Two former Bear Stearns hedge fund managers have agreed to a $1-million payment over a civil lawsuit brought by the Securities and Exchange Commission, to avoid a second trial over whether they defrauded investors.

The deal with the agency would allow the former Bear Stearns executives, Ralph R Cioffi and Matthew M Tannin, to admit to no wrongdoing. Following the settlement, the SEC has come in for furious criticism in the courts as also in Congress for settling the fraud cases without acceptance or denial of the charges by the accused.

Lawyers for the agency and the two men appeared in Federal District Court in Brooklyn yesterday and disclosed the settlement, with the parties resolving the case on the proverbial courthouse steps.

The settlement would still need to be approved by Frederic Block, the federal judge in Brooklyn presiding over the civil case. During yesterday's hearing, he raised his eyebrows over what seemed to him to be a relatively small sum of money being paid by Cioffi and Tannin to resolve the lawsuit.

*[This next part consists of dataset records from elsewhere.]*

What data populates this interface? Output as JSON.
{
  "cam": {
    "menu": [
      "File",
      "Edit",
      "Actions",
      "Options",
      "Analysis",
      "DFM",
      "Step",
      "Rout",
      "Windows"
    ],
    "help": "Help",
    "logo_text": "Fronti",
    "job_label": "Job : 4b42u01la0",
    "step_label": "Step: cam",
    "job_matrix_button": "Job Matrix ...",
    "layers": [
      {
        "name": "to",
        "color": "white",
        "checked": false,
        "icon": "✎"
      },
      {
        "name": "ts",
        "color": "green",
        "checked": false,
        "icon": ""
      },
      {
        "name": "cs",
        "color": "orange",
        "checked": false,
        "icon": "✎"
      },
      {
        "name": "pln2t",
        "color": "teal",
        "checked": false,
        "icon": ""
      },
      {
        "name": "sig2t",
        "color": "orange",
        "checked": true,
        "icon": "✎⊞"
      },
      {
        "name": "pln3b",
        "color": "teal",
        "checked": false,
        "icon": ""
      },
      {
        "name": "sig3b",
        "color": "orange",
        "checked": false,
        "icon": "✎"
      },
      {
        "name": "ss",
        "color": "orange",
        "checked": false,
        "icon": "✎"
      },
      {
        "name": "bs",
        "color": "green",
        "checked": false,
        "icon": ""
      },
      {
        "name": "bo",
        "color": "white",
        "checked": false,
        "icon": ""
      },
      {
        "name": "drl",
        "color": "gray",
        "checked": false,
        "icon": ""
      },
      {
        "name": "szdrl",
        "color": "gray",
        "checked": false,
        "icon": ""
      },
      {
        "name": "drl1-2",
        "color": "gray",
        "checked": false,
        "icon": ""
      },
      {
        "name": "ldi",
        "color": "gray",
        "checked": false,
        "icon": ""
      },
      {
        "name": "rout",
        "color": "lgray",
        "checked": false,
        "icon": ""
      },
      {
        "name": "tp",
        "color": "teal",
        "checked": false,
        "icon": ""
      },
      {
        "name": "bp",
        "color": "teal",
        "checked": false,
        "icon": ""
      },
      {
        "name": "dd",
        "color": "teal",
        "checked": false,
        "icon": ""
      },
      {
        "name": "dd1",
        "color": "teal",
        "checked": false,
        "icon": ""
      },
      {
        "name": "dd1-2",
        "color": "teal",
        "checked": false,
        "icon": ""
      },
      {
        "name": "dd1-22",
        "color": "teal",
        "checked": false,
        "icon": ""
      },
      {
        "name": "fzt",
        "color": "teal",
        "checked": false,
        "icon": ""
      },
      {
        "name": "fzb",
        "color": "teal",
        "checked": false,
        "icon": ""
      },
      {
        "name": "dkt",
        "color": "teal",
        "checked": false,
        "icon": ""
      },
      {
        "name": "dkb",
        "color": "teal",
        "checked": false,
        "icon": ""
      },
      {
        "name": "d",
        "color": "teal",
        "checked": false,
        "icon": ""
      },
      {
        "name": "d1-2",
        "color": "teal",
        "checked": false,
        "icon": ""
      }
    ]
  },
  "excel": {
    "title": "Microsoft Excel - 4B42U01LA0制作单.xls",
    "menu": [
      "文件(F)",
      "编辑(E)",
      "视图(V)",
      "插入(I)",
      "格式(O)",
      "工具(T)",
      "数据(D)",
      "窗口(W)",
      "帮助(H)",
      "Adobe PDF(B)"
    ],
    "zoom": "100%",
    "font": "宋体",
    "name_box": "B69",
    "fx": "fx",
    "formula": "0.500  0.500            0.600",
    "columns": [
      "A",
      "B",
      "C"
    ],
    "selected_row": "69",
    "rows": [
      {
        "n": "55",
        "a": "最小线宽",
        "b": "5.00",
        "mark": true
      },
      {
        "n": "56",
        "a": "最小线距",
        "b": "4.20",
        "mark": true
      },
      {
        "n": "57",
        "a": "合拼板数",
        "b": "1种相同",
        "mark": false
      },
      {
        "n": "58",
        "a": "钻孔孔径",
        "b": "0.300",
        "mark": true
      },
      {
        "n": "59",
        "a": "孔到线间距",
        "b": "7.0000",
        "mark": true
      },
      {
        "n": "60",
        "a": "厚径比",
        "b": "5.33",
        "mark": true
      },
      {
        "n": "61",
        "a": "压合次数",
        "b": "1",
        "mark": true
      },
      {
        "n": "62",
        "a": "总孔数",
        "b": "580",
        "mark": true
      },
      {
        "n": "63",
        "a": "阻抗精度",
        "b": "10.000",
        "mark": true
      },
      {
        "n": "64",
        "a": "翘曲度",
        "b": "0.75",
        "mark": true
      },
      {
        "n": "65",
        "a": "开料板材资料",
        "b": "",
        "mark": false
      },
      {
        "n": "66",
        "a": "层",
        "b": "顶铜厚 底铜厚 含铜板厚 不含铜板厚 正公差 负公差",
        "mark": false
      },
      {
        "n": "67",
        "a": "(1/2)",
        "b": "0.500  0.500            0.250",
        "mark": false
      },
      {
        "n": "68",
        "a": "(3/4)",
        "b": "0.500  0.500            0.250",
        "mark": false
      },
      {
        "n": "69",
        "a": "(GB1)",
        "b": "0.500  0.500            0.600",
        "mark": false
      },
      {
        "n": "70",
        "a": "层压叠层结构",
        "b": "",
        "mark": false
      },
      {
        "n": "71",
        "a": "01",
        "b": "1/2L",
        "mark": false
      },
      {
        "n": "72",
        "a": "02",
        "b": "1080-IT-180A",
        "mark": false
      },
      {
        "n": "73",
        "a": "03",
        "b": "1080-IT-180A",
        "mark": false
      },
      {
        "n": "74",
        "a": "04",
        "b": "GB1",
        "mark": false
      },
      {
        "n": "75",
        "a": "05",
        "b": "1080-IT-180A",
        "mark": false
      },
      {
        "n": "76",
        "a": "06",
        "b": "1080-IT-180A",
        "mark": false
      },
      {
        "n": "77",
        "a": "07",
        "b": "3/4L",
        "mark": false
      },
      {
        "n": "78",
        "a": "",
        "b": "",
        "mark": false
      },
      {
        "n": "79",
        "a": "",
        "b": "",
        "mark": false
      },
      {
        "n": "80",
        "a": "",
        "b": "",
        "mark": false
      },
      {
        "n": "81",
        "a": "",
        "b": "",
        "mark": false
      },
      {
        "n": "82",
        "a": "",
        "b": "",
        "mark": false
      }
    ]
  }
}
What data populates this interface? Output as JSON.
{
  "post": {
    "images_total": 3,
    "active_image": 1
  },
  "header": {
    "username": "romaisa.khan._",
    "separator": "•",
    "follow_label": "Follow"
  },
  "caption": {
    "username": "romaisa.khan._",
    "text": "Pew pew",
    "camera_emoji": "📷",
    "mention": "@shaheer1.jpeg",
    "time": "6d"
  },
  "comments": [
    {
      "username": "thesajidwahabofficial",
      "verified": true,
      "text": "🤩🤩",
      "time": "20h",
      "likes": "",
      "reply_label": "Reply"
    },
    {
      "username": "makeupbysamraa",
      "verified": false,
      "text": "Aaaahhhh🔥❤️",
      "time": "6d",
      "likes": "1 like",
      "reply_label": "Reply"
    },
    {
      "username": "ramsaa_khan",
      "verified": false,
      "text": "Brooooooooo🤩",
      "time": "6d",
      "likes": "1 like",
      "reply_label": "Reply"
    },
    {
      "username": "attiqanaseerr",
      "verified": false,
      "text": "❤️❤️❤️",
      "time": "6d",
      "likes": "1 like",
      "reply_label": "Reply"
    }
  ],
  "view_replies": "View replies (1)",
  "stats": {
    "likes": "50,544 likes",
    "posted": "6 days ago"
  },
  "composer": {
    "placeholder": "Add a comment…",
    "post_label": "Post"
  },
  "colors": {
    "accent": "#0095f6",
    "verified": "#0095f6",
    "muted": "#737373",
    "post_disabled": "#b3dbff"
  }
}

''This case is being settled for, relatively speaking, chump change,'' he said at the hearing, adding however, that he ''was inclined to sign off on it.''

Cioffi and Tannin were indicted around four years ago on criminal charges of misleading their clients about the health of their hedge funds, which were largely invested in sub-prime mortgage-backed securities that crashed in value with the housing market collapsed.